Instead of going to work, Dudley takes a readily available cheap rapid test and isolates. Results in less than 24 hours, less than 12 preferably.Day 4: Dudley goes to work, then goes to the park to play football with 3 friends.
Day 5: Dudley goes to work, and makes a Starbucks run and waits inside for 15 minutes for ten iced mocha lattes.
Day 6: Dudley feels a bit more tired then normal, but goes to work.
Day 7: contact tracers look at days 4 and 5. All contacts isolate and take tests immediately.
Day 8: Cycle repeats for all positives, with their Day 5-7 contacts.
Obviously, this doesn’t work today. That doesn’t mean we give up on this method. It means we need to solve the issues so it can be this fast. It’s been 7 months, there’s no reason it cannot be done this fast if the problem was trying to be solved.
I agree with the current timeline of test need identification to test to result there’s no way to contact trace correctly.

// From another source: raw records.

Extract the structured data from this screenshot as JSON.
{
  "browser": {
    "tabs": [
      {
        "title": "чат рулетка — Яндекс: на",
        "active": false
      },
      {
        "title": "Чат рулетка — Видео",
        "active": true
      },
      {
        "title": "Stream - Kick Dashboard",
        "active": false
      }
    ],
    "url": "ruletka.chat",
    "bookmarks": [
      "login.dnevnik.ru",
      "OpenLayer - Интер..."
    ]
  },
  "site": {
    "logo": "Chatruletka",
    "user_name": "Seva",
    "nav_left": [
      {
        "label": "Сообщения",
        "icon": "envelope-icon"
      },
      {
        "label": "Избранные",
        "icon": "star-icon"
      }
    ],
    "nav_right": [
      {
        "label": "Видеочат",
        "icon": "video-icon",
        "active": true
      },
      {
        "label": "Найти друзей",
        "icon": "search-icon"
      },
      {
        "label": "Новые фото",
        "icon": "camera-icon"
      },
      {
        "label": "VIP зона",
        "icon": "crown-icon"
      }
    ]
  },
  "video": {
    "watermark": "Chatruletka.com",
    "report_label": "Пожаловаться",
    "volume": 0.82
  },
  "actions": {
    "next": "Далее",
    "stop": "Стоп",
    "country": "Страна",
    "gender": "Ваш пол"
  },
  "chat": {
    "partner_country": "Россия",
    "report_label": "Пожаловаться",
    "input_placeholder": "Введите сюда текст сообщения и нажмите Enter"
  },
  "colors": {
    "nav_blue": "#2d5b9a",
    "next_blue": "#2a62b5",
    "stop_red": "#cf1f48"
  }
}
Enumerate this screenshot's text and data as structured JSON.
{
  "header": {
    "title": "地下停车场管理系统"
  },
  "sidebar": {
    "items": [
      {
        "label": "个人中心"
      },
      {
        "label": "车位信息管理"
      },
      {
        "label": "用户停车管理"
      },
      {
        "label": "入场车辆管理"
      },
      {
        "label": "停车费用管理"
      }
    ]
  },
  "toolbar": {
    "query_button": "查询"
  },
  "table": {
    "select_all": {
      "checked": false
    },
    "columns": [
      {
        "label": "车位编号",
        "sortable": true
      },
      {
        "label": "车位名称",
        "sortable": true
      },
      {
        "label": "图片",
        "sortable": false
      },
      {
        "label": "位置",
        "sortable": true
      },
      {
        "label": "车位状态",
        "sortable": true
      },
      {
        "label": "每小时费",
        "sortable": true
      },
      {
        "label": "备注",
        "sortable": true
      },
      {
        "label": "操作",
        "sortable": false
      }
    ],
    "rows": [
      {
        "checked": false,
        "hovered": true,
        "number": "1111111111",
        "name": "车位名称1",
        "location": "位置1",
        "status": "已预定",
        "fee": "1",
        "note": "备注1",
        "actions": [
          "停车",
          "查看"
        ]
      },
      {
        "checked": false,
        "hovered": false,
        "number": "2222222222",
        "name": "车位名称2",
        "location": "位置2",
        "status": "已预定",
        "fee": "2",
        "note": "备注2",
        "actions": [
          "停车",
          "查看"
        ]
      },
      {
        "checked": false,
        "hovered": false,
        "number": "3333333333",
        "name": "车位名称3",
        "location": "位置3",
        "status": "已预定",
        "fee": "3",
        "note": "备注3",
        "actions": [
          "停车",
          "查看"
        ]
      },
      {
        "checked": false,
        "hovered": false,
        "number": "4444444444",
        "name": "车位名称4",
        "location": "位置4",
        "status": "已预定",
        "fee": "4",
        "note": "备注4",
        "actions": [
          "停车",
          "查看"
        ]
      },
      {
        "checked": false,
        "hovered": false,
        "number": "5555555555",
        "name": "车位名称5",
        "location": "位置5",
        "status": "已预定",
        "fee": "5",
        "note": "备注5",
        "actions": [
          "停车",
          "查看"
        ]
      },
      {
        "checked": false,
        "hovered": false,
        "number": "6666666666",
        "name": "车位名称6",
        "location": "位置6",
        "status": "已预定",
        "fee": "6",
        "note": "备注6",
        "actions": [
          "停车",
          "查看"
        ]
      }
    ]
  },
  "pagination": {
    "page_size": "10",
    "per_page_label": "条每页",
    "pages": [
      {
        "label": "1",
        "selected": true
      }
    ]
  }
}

Combined with the unknown large community spread. That’s why we need to fix the things to reduce the time cycle and get community spread reduced to a manageable amount.
Dudley wasn’t caught before symptoms, but each successive execution of the test/trace/test cycle should catch cases earlier. If we’re not executing cycles faster than the virus spreads, we cannot get ahead of it.